Weiter kam sie nicht, denn Zoe war aufgesprungen und hatte sich schreiben gegen den Schrank geworfen.

"Zoe du..."

Ich half ihr mit allen Kräften und Saphira stemmte sich ebenfalls dagegen. Schließlich war auch der Schrank erledigt. Das konnten wir vorhin natürlich nicht machen, denn ihr Arm sah ja schlimm aus. Doch nachdem die Geschwister besiegt waren, konnte man nichts mehr von der Verletzung sehen.

Nellys Arm lag frei und während Zoe sich gar nicht traute zurück zu Saphira und Nelly zu gehen, rannte ich sofort zu ihnen. Doch vor Verwunderung konnte ich gar nichts sagen.

Eigentlich hätte der Arm meiner Freundin komplett zerstört sein müssen. Doch das einzige was zurück geblieben ist, war ein kleiner blauer Fleck. Und das passte auch zu dem Bild das wir hatten, nachdem wir zu viert alleine in der Burg waren.

"Wie kann das sein?", fragte Saphira ungläubig.

"Das wollte ich dich gerade fragen", erwiderte ich lächelnd.

Zoe sah um die Ecke und atmete überrascht auf.

Ich half Nelly auf die Beine und klopfte ihr so gut es ging den Staub aus ihrer Jacke. "Gehts?" Sie nickte tapfer, da sie noch etwas wackelig auf den Beinen war. Sie dehnte ihren verletzten Arm ein wenig und lachte dann zufrieden. "Als wäre nie etwas gewesen."

"Wir sollten hier so schnell wie möglich wieder raus gehen." Zoe machte sich schon mit eiligen Schritten auf den Weg zum Tor. Wir folgten ihr und blieben alle an der riesigen Tür stehen.

"Wenn sie verschlossen ist?", überlegte Saphira.

"Ist sie nicht." Ich versuchte überzeugt zu klingen. "Wenn Salvan und Annabelle zerstört sind, wird auch jeder Fluch aufgehoben, somit Nellys Arm und somit auch die Tür."

"Ja, dann sollte dieses Schlafmittel von Annabelle vielleicht weg sein, aber doch nicht die ganze Verletzung!" Saphira klang enttäuscht, weil sie diese Logik nicht verstand, doch das tat keiner von uns.

"Sei doch einfach froh, dass es so gelaufen ist, wie es gelaufen ist." Ich legte beide Hände an den Griff.

Die anderen machten es mir nach, und gemeinsam ließen wir mit aller Kraft das Tor aufschwingen.

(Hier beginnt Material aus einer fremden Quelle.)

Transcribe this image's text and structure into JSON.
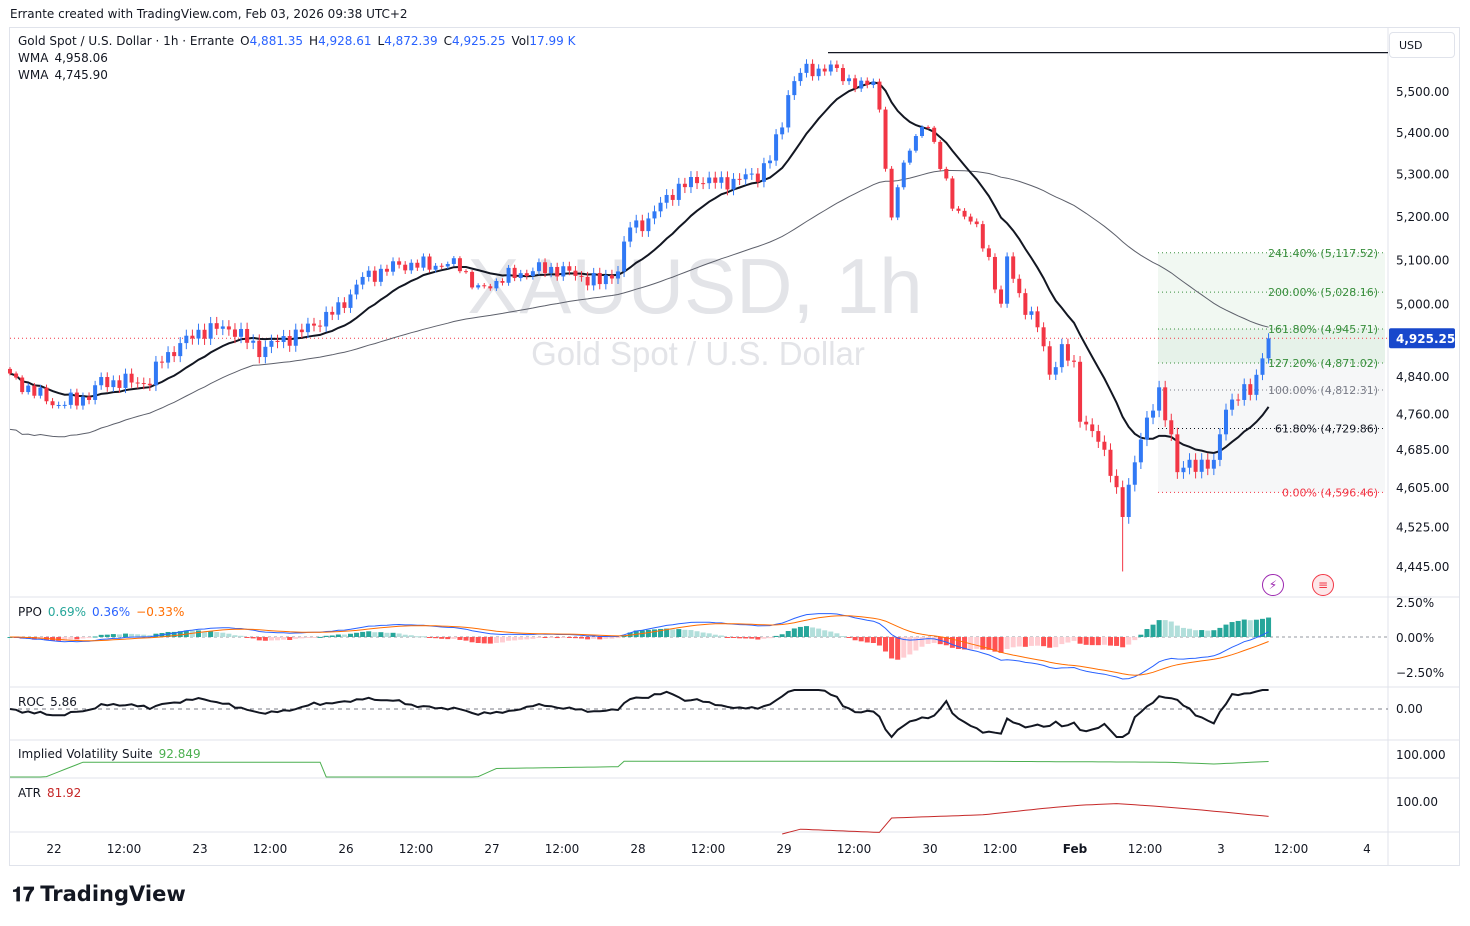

Wir lachten, jubelten und fielen uns in die Arme, ohne Angst haben zu müssen, dass wir gleich umgebracht werden könnten. Oder entdeckt zu werden oder sonst irgendwas. Wir lagen schließlich alle im Schnee, ganz egal ob unsere Sachen gerade nass wurden, denn wir sahen ja schon scheiße aus. Ich wusste nicht wie spät es war, doch spät genug um jetzt endlich nach Hause gehen zu können. Und zu wissen, dass man das beendet hatte, was man angefangen hatte. Es hatte seine Zeit gebraucht, es hat lange gedauert. Wir mussten einiges durchmachen, und dazu kam noch die Schule, die Familie und die Liebe. Jetzt konnten wir uns auf andere Dinge konzentrieren, die viel mehr Priorität hatten, als die Machtprobleme von Annabelle und Salvan. Rückschläge hatten wir fürs erste genug erlitten. Wir wollten jetzt ein paar Erfolgserlebnisse und der Sieg gegen die beiden Horrorgeschwister, war ein sehr guter Anfang.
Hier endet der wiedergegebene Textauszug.